Very much Alive – The Blues and Walter Trout
Much as I loved hearing/seeing Danny Bryant and Layla Zoe I’m under no illusions that this evening will inevitably belong to the evenings final act. Like many here tonight I seriously feared that I had seem my last concert by Walter Trout a couple of years ago. A man who himself admitted to having ‘missed’ a large chunk of his own career through drink and drugs. Trout spent the large part of a year in hospital awaiting a liver that would save his life. Like many of those here tonight I followed him, and then his wife Marie, on Facebook as bad news followed bad news. A rollercoaster of hopes raised and hopes just as swiftly dashed. Walter lost, as he points out this evening, 60 kilos. There’s a picture inside the ‘Battle Scars’ cd cover that shows almost a human skeleton. He survived on hope, on love, and on the fact that, as one of the best and most popular Bluesmen on the planet, his wife and fans refused to let him go – donating towards his endless hospital bills as Marie Trout shared the agonizingly long days of waiting for a donor on the web.
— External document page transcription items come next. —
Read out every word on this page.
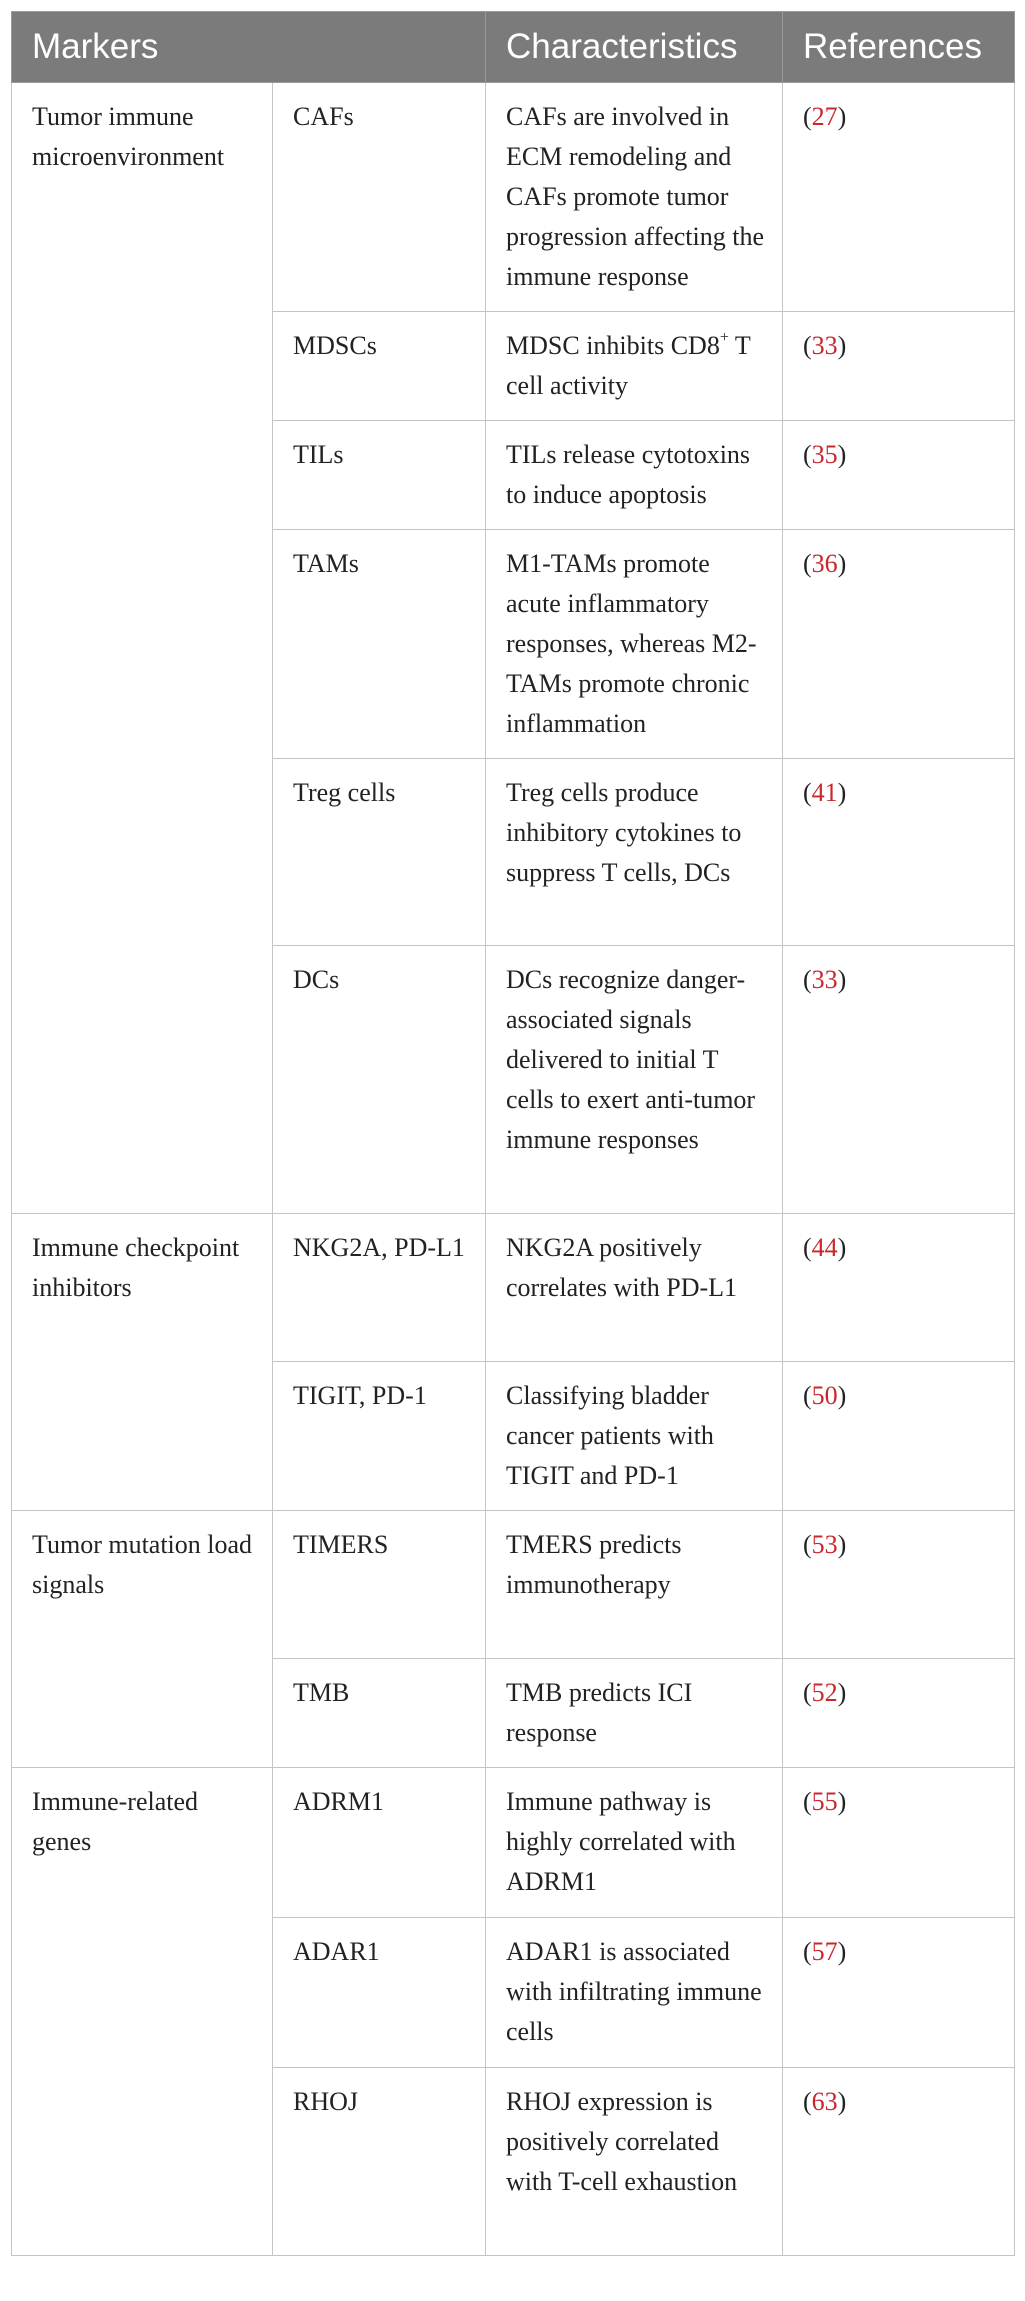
Markers		Characteristics	References
Tumor immune microenvironment	CAFs	CAFs are involved in ECM remodeling and CAFs promote tumor progression affecting the immune response	(27)
	MDSCs	MDSC inhibits CD8+ T cell activity	(33)
	TILs	TILs release cytotoxins to induce apoptosis	(35)
	TAMs	M1-TAMs promote acute inflammatory responses, whereas M2-TAMs promote chronic inflammation	(36)
	Treg cells	Treg cells produce inhibitory cytokines to suppress T cells, DCs	(41)
	DCs	DCs recognize danger-associated signals delivered to initial T cells to exert anti-tumor immune responses	(33)
Immune checkpoint inhibitors	NKG2A, PD-L1	NKG2A positively correlates with PD-L1	(44)
	TIGIT, PD-1	Classifying bladder cancer patients with TIGIT and PD-1	(50)
Tumor mutation load signals	TIMERS	TMERS predicts immunotherapy	(53)
	TMB	TMB predicts ICI response	(52)
Immune-related genes	ADRM1	Immune pathway is highly correlated with ADRM1	(55)
	ADAR1	ADAR1 is associated with infiltrating immune cells	(57)
	RHOJ	RHOJ expression is positively correlated with T-cell exhaustion	(63)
This evening Walter Trout shares the long nights of that terrible nightmare through his songs. First though, as every evening since his 2015 operation, he has a chance to say thank you to the fans and does say from his heart. He can even joke about it now: “I’m happy to be here in Cologne. Well, truthfully, I’m happy to be anywhere!” he smiles, before launching a segment of the show dedicated to that dark time written cathartically about in the post-hospital disc ‘Battle Scars’. The aftermath of his operation was almost as dark as Trout struggled to do the very thing that he cared about most – play guitar. “I sat in my chair and played every day for almost a year until I could play again” he recalled to an audience silently enthralled, and I wrote about those times…
“Push the button, please hear me call. Ain’t nobody coming, they’re just laughing in the hall. This IV is beeping, hurting my head. Spirits creeping around my bed. Looking at hell, can’t stand the sight. Tremble in darkness, haunted by the night. I’m haunted by the night”
It was a time of fear and frustration but also a time of love as proved by ‘Take me Home’ Trout’s thank you to his wife for her selfless love on those dark nights when he would wish to go home and she would hold him in the hospital bed and whisper that he was home now.

Like father like son – Walter and Jon Trout
Two years on and Walter Trout looks almost as I remember him playing in a Cologne church (Kulturkirche). Just a little lighter certainly, but not so different from the old days. His playing also seems as heartfelt and passionate as ever. Only Andrew Elt at the stage-side with his regular looks of concern stageward is an indicator of past events – Somehow he reminds me of Paul Nelson watching over Johnny Winter. It’s good that he does keep an eye on Walter, because Walter is hopping from one foot to the other and playing like a teenager with his first guitar, from the very first notes of Sonny Boy’s ‘Help Me’. He stays that way for the best part of two hours.
‘Say goodbye to the Blues’ originally a tribute to SVR gets a new dedication tonight to BB King. A man who saw the importance of passing The Blues on via a young Walter Trout. Tonight Trout is the elder statesman passing the music on – this time via his own son Jon who proves to be a pretty mean player already. But Walter doesn’t make it easy for his son – that duel with Danny Bryant is inevitable, and spellbinding.

Trial by Trout – Walter & Jon exchange glances as Danny Bryant solos
It’s not really a competition of course. Walter calls it a jam – but you can see it’s more than just exchanging licks that are at stake. Bryant’s is a chunkier style of soloing and Jon Trout doesn’t yet have the depth to give his dad any serious competition YET. Trout has also championed Laurence Jones so BB couldn’t have passed the baton on to a better teacher. Having said that, Walter Trout looks determined to remain a teacher for some considerable time to come, and to paraphrase that other great teacher Obi-Wan Kenobi: May the force always be with him!